C'est une nouvelle facette d'un débat brûlant: la flambée des inégalités aux États-Unis a remis sur le devant de la scène le rôle des syndicats, dont le déclin aurait accéléré la concentration des richesses dans le pays.

Le président Barack Obama a lui-même allumé la mèche en dénonçant lundi une offensive «soutenue et concertée» contre les syndicats qui aurait pour effet de freiner mécaniquement la progression des bas salaires.

«Ce n'est pas un hasard si l'émergence de la classe moyenne aux États-Unis a coïncidé en grande partie avec celle des syndicats, des travailleurs qui s'unissaient pour de plus hauts salaires», a argumenté le chef d'État démocrate qui réagissait aux mesures antisyndicales prises dans certains États dirigés par les républicains.

Le déclin du taux de syndicalisation n'est pas propre aux États-Unis, mais il y a atteint des proportions quasiment sans équivalent: il a été divisé par deux depuis 1983 pour s'établir à 11,1%, contre près de 17% dans les pays industrialisés de l'OCDE.

Victime de la «révolution conservatrice» de Ronald Reagan dans les années 80, la syndicalisation a particulièrement flanché dans le secteur privé au cours des trente dernières années pour tomber à 6,6%, selon des chiffres du département du Travail.

Dans le même temps, les bas salaires américains ont stagné et les richesses se sont concentrées entre les mains de 0,1% de familles qui détiennent désormais près d'un quart de la richesse du pays.

Peut-on pour autant établir un lien entre ces deux tendances? Pourtant peu suspect de sympathies syndicales, le Fonds monétaire international (FMI) le suggère.

Dans une récente étude, deux de ses économistes affirment que le déclin de la syndicalisation dans les pays riches a été un «élément-clé» des disparités de salaires en réduisant la «capacité de négociation» des employés.

Désindustrialisation

C'est également l'avis d'experts américains interrogés par l'AFP. «Ce n'est pas un hasard si la plus grande expansion de la classe moyenne a eu lieu entre la fin des années 40 et la fin des années 70, pendant l'âge d'or du syndicalisme», assure Philip Dine, auteur d'un ouvrage sur le sujet («State of the Unions»).

Depuis, la désindustrialisation massive du pays couplée à la crainte de licenciements ont contribué à plomber le syndicalisme américain.

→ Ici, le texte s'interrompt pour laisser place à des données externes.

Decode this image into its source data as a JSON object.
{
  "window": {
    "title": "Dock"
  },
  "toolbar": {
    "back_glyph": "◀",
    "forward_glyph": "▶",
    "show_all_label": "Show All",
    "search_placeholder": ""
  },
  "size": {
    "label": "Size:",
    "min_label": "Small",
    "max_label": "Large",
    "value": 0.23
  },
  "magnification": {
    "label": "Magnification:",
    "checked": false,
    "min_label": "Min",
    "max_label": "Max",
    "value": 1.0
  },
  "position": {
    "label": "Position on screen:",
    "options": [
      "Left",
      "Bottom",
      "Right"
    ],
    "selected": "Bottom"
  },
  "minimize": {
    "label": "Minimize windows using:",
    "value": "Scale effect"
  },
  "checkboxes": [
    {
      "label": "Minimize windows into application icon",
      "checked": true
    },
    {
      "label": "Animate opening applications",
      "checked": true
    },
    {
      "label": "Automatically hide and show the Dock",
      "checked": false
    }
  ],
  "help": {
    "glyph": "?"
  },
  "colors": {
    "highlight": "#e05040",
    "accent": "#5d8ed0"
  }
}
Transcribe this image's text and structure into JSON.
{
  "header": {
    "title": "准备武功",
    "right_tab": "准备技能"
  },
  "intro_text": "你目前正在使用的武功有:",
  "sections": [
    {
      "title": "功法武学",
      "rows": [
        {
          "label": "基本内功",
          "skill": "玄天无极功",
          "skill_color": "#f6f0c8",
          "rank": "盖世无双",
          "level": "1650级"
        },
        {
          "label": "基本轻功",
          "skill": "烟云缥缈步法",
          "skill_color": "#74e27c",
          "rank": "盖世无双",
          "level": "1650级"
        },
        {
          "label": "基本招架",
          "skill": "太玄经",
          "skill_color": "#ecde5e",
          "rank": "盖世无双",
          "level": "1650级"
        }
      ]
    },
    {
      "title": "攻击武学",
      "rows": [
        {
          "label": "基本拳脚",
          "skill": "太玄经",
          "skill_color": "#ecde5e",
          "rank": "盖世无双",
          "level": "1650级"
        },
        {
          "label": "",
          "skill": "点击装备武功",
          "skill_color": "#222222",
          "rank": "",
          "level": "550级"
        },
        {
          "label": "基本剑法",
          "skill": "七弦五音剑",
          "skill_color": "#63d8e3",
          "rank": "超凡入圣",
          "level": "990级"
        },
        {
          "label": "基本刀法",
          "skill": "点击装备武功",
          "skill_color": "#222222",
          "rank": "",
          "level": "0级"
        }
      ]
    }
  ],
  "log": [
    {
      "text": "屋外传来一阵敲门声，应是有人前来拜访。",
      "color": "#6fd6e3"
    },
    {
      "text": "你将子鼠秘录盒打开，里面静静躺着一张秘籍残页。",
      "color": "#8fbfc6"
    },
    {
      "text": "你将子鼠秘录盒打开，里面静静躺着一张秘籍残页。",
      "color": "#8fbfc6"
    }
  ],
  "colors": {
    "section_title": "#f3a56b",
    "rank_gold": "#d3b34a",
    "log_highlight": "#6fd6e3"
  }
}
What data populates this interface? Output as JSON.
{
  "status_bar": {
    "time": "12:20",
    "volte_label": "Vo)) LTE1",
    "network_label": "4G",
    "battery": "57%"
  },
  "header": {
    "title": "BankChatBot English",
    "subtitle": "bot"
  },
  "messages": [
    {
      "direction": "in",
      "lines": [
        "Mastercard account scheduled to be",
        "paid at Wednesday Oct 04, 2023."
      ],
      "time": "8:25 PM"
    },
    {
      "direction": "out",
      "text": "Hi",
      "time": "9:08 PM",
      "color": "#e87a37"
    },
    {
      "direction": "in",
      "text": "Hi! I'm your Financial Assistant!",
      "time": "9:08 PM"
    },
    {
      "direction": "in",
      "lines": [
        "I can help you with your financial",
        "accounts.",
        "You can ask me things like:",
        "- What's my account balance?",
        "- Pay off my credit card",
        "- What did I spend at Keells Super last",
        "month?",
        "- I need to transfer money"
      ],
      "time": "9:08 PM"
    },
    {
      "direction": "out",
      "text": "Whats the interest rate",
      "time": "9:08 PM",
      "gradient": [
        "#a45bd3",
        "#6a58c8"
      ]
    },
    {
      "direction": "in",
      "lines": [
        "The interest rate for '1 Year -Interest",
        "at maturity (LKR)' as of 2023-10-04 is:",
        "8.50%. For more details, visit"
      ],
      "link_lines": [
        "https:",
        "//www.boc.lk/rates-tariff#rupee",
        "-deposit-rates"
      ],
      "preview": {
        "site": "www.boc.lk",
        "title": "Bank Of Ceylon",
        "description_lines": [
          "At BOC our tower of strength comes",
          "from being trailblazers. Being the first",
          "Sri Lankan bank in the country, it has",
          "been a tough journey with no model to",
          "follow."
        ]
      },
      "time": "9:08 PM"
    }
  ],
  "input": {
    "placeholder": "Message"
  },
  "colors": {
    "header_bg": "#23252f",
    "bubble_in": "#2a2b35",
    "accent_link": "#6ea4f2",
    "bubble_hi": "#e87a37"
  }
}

Aux États-Unis, «les salariés du secteur privé peuvent être licenciés sans raison. Ce n'est pas le meilleur encouragement à se syndiquer», relève Ben Zipperer du Center for Equitable Growth, un groupe de réflexion spécialisé dans les inégalités.

Ce n'est pas la seule charge qui pèse sur les syndicats. La moitié des États américains a adopté des lois du «droit au travail» (right-to-work) qui les privent de cotisations obligatoires des salariés. C'est d'ailleurs la plus récente de ces lois, adoptée dans le Wisconsin, que Barack Obama critiquait.

De manière plus anecdotique, des conseillers experts en techniques pour éviter la formation de syndicats dans les entreprises («union avoidance») continuent de fleurir dans le pays.

«On peut se demander si c'est le bon moment pour un salarié de négocier en son nom à l'heure où les entreprises n'ont jamais été aussi puissantes», relève M. Dine.

L'embellie sur le marché du travail américain et la décrue du taux de chômage pourraient toutefois changer la donne en augmentant la marge de négociation des salariés.

Quelques mouvements sociaux semblent le confirmer. Des débardeurs ont mené pendant plusieurs mois une vaste grève sur les ports de la côte ouest qui vient de se terminer et les salariés de restaurant-minute ont multiplié les actions coup-de-poing.

Surtout, le plus grand employeur américain Wal-Mart s'est décidé mi-février à augmenter le salaire minimum d'un demi-million de ses employés.

«Les travailleurs pourraient effectivement avoir plus de pouvoirs à mesure que le marché du travail se resserre (...) mais cela ne sera pas suffisant pour inverser une tendance structurelle», estime auprès de l'AFP Damon Silvers, d'un des principaux syndicats américains AFL-CIO.

Selon lui, le vrai changement viendra quand les salariés feront l'expérience de leur «pouvoir». «Il y a une génération entière pour qui le lieu de travail a été le royaume de l'impuissance. C'est ce sentiment qu'il faut changer», affirme-t-il.